Putative functions of microbiota community. The microbial functionality profiles altered by P. goldsteinii MTS01 and H. pylori were analyzed using PICRUSt2 to generate KEGG pathway. Functional features showed the comparison between (A) control and H. pylori, and (B) H. pylori and P. goldsteinii MTS01+H. pylori.

Figure 8

P. goldsteinii MTS01 lowers serum triglyceride/cholesterol. Sera from mice were collected and the levels of (A) triglyceride, (B) total cholesterol, (C) LDL/VLDL, and (D) HDL were analyzed. *P < 0.05.

Figure 9

P. goldsteinii MTS01 mitigates H. pylori-induced gastric inflammation.
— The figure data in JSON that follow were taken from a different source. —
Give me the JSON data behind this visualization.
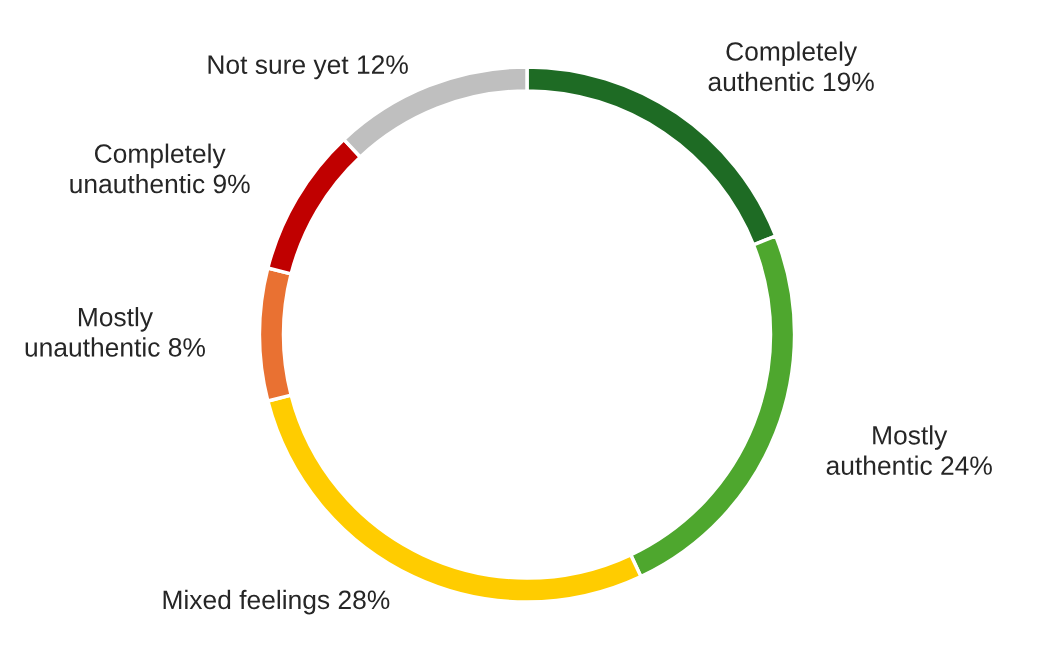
{
  "chart_data": {
    "type": "donut",
    "categories": [
      "Completely authentic",
      "Mostly authentic",
      "Mixed feelings",
      "Mostly unauthentic",
      "Completely unauthentic",
      "Not sure yet"
    ],
    "values": [
      19,
      24,
      28,
      8,
      9,
      12
    ],
    "value_labels": [
      "19%",
      "24%",
      "28%",
      "8%",
      "9%",
      "12%"
    ],
    "colors": [
      "#1e6b24",
      "#4ea72e",
      "#ffcc00",
      "#e97132",
      "#c00000",
      "#bfbfbf"
    ],
    "legend": false
  }
}
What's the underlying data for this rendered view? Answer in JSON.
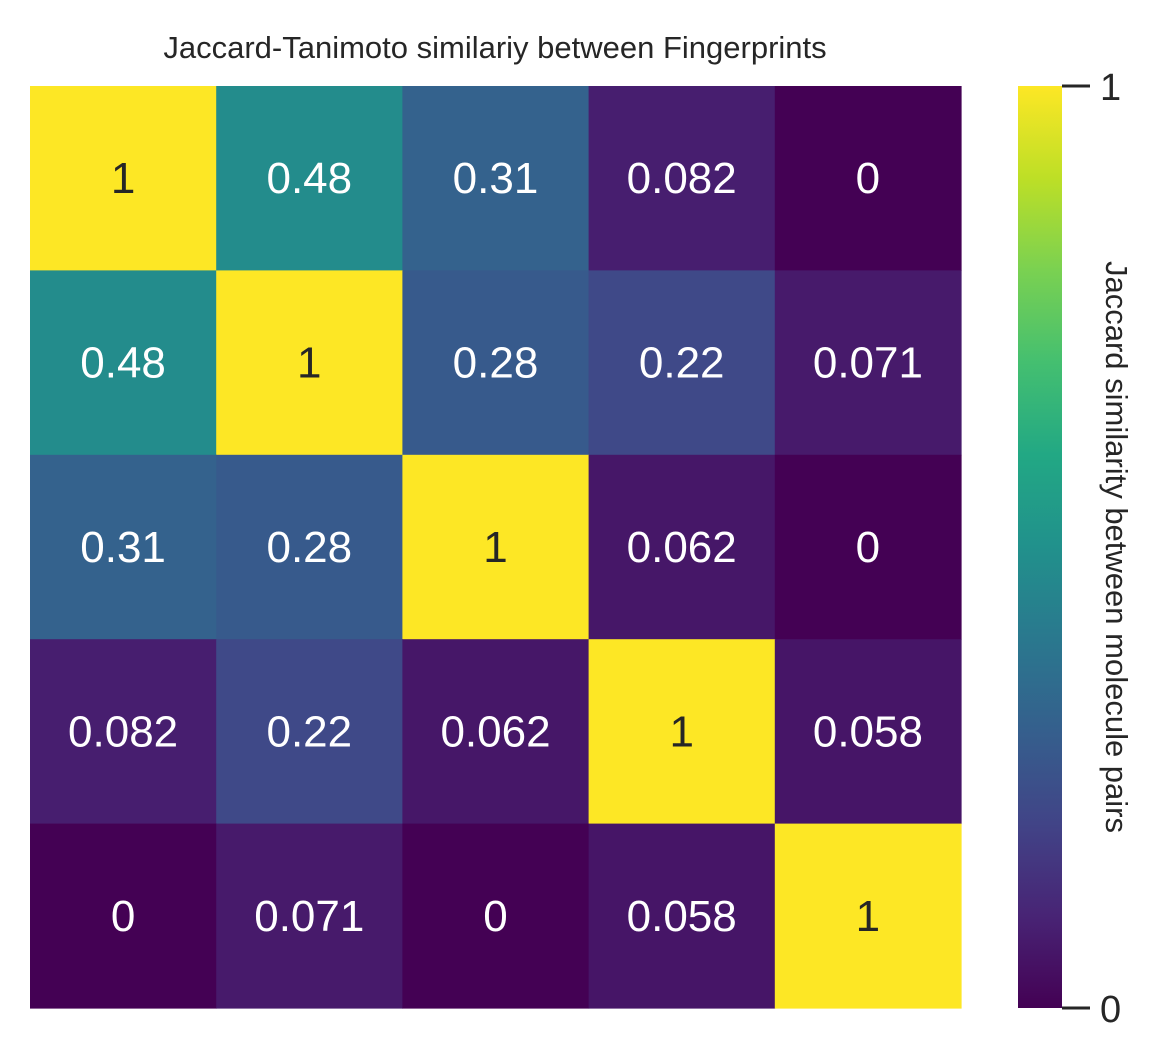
{
  "chart_data": {
    "type": "heatmap",
    "title": "Jaccard-Tanimoto similariy between Fingerprints",
    "colorbar_label": "Jaccard similarity between molecule pairs",
    "colormap": "viridis",
    "vmin": 0,
    "vmax": 1,
    "colorbar_ticks": [
      "0",
      "1"
    ],
    "cell_labels": [
      [
        "1",
        "0.48",
        "0.31",
        "0.082",
        "0"
      ],
      [
        "0.48",
        "1",
        "0.28",
        "0.22",
        "0.071"
      ],
      [
        "0.31",
        "0.28",
        "1",
        "0.062",
        "0"
      ],
      [
        "0.082",
        "0.22",
        "0.062",
        "1",
        "0.058"
      ],
      [
        "0",
        "0.071",
        "0",
        "0.058",
        "1"
      ]
    ],
    "values": [
      [
        1,
        0.48,
        0.31,
        0.082,
        0
      ],
      [
        0.48,
        1,
        0.28,
        0.22,
        0.071
      ],
      [
        0.31,
        0.28,
        1,
        0.062,
        0
      ],
      [
        0.082,
        0.22,
        0.062,
        1,
        0.058
      ],
      [
        0,
        0.071,
        0,
        0.058,
        1
      ]
    ],
    "grid": false,
    "legend": "colorbar-right"
  }
}
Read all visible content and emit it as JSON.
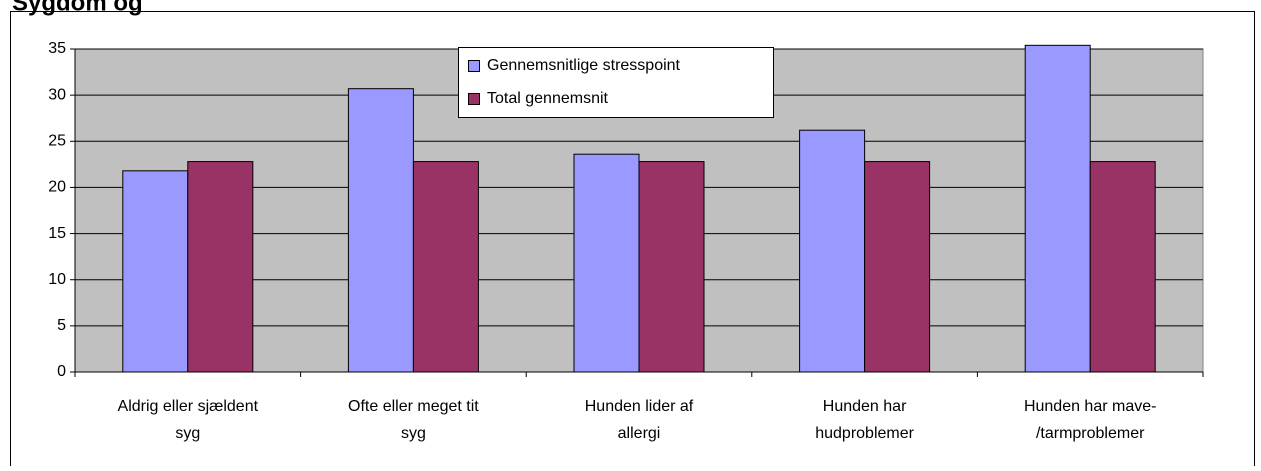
{
  "chart_data": {
    "type": "bar",
    "title": "Sygdom og",
    "categories": [
      [
        "Aldrig eller sjældent",
        "syg"
      ],
      [
        "Ofte eller meget tit",
        "syg"
      ],
      [
        "Hunden lider af",
        "allergi"
      ],
      [
        "Hunden har",
        "hudproblemer"
      ],
      [
        "Hunden har mave-",
        "/tarmproblemer"
      ]
    ],
    "series": [
      {
        "name": "Gennemsnitlige stresspoint",
        "color": "#9999ff",
        "values": [
          21.8,
          30.7,
          23.6,
          26.2,
          35.4
        ]
      },
      {
        "name": "Total gennemsnit",
        "color": "#993366",
        "values": [
          22.8,
          22.8,
          22.8,
          22.8,
          22.8
        ]
      }
    ],
    "ylim": [
      0,
      35
    ],
    "yticks": [
      0,
      5,
      10,
      15,
      20,
      25,
      30,
      35
    ],
    "grid": true,
    "legend": "top"
  }
}
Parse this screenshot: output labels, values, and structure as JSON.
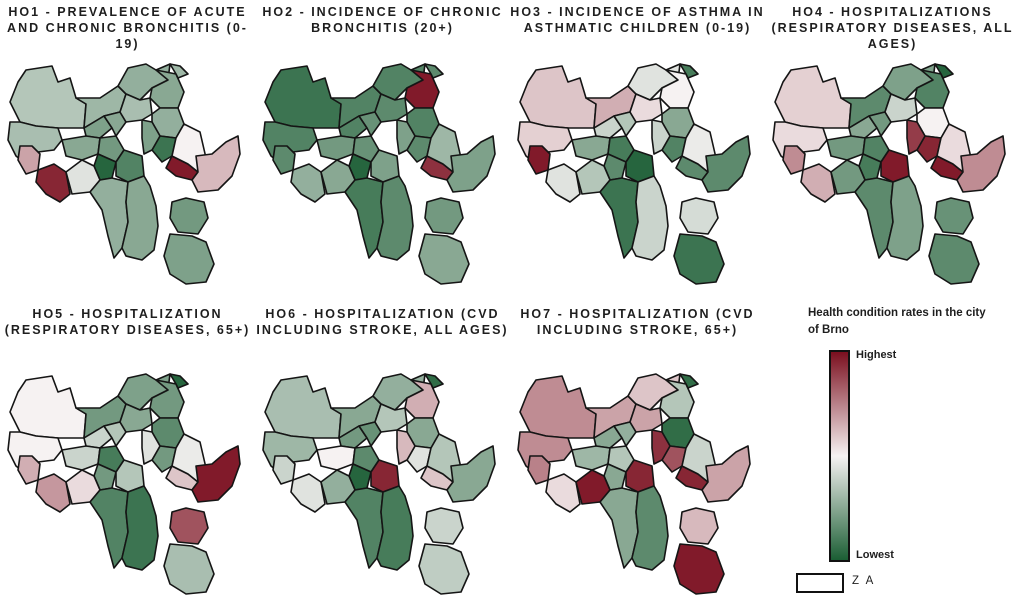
{
  "colors": {
    "highest": "#7b0f1f",
    "middle": "#f6f2f2",
    "lowest": "#1b5e34",
    "outline": "#151515"
  },
  "panels": [
    {
      "id": "ho1",
      "title": "HO1 - PREVALENCE OF ACUTE\nAND CHRONIC BRONCHITIS (0-19)",
      "values": [
        -0.3,
        -0.35,
        -0.4,
        -0.45,
        -0.5,
        -0.4,
        -0.55,
        -0.5,
        -0.35,
        -0.45,
        0.35,
        -0.5,
        -0.6,
        -0.85,
        -0.95,
        -0.75,
        -0.55,
        0.95,
        0.9,
        -0.1,
        0.0,
        0.25,
        -0.45,
        -0.5,
        -0.6,
        -0.55
      ]
    },
    {
      "id": "ho2",
      "title": "HO2 - INCIDENCE OF CHRONIC\nBRONCHITIS (20+)",
      "values": [
        -0.85,
        -0.75,
        -0.75,
        -0.75,
        0.95,
        -0.7,
        -0.75,
        -0.65,
        -0.7,
        -0.75,
        -0.7,
        -0.6,
        -0.65,
        -0.7,
        -0.95,
        -0.55,
        -0.55,
        0.85,
        -0.45,
        -0.5,
        -0.4,
        -0.55,
        -0.8,
        -0.7,
        -0.6,
        -0.5
      ]
    },
    {
      "id": "ho3",
      "title": "HO3 - INCIDENCE OF ASTHMA IN\nASTHMATIC CHILDREN (0-19)",
      "values": [
        0.2,
        0.15,
        0.3,
        -0.1,
        0.0,
        -0.8,
        -0.2,
        -0.3,
        0.1,
        -0.5,
        0.95,
        -0.5,
        -0.8,
        -0.75,
        -0.7,
        -0.95,
        -0.2,
        -0.7,
        -0.1,
        -0.3,
        -0.05,
        -0.7,
        -0.85,
        -0.2,
        -0.15,
        -0.85
      ]
    },
    {
      "id": "ho4",
      "title": "HO4 - HOSPITALIZATIONS\n(RESPIRATORY DISEASES, ALL\nAGES)",
      "values": [
        0.15,
        0.1,
        -0.7,
        -0.55,
        -0.75,
        -0.95,
        -0.5,
        -0.6,
        -0.2,
        0.0,
        0.45,
        -0.6,
        -0.75,
        0.9,
        -0.8,
        0.95,
        0.8,
        0.95,
        0.3,
        -0.6,
        0.1,
        0.45,
        -0.7,
        -0.55,
        -0.65,
        -0.7
      ]
    },
    {
      "id": "ho5",
      "title": "HO5 - HOSPITALIZATION\n(RESPIRATORY DISEASES, 65+)",
      "values": [
        0.0,
        0.0,
        -0.6,
        -0.55,
        -0.6,
        -0.95,
        -0.2,
        -0.3,
        -0.5,
        -0.7,
        0.3,
        -0.2,
        -0.8,
        -0.6,
        -0.6,
        -0.3,
        -0.1,
        0.2,
        0.4,
        0.1,
        -0.05,
        0.95,
        -0.75,
        -0.85,
        0.7,
        -0.35
      ]
    },
    {
      "id": "ho6",
      "title": "HO6 - HOSPITALIZATION (CVD\nINCLUDING STROKE, ALL AGES)",
      "values": [
        -0.35,
        -0.4,
        -0.5,
        -0.45,
        0.3,
        -0.9,
        -0.6,
        -0.65,
        -0.3,
        -0.5,
        -0.2,
        0.0,
        -0.7,
        -0.1,
        -0.95,
        0.9,
        0.25,
        0.2,
        -0.1,
        -0.45,
        -0.3,
        -0.5,
        -0.75,
        -0.8,
        -0.2,
        -0.25
      ]
    },
    {
      "id": "ho7",
      "title": "HO7 - HOSPITALIZATION (CVD\nINCLUDING STROKE, 65+)",
      "values": [
        0.45,
        0.45,
        0.35,
        0.2,
        -0.3,
        -0.9,
        -0.5,
        -0.45,
        0.35,
        -0.9,
        0.5,
        -0.4,
        -0.3,
        0.7,
        -0.5,
        0.9,
        0.85,
        0.9,
        0.1,
        0.95,
        -0.2,
        0.35,
        -0.5,
        -0.7,
        0.25,
        0.95
      ]
    }
  ],
  "legend": {
    "title": "Health condition rates in the city of Brno",
    "high_label": "Highest",
    "low_label": "Lowest",
    "za_label": "Z A"
  }
}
Mouse gastric tissues were subjected to IHC staining with specific antibodies against COX-2, IL-1β, and TNF-α (original magnification: 200×). The magnified images are displayed below each cropped area. Scale in each panel, 1000 μm, and in each magnified image, 100 μm. The intensity of COX-2, IL-1β, and TNF-α expression for IHC staining in gastric tissues are shown in the right panels. "*" indicated P < 0.05.

Figure 10

P. goldsteinii MTS01 ameliorates H. pylori-induced pathogenesis. (A) AGS cells were pretreated with P. goldsteinii MTS01 for 30 min and then infected with H. pylori at an MOI of 100 for 6 h. Cell vacuolation and elongation were observed by using a phase-contrast microscope. (B) The proportion of elongated cells were counted. (C) CagA phosphorylation were analyzed by western blot assay. Relative protein expression levels were normalized to β-actin and indicated under each lane. (D) The level of NF-κB activation was assessed using luciferase assay. *P < 0.05.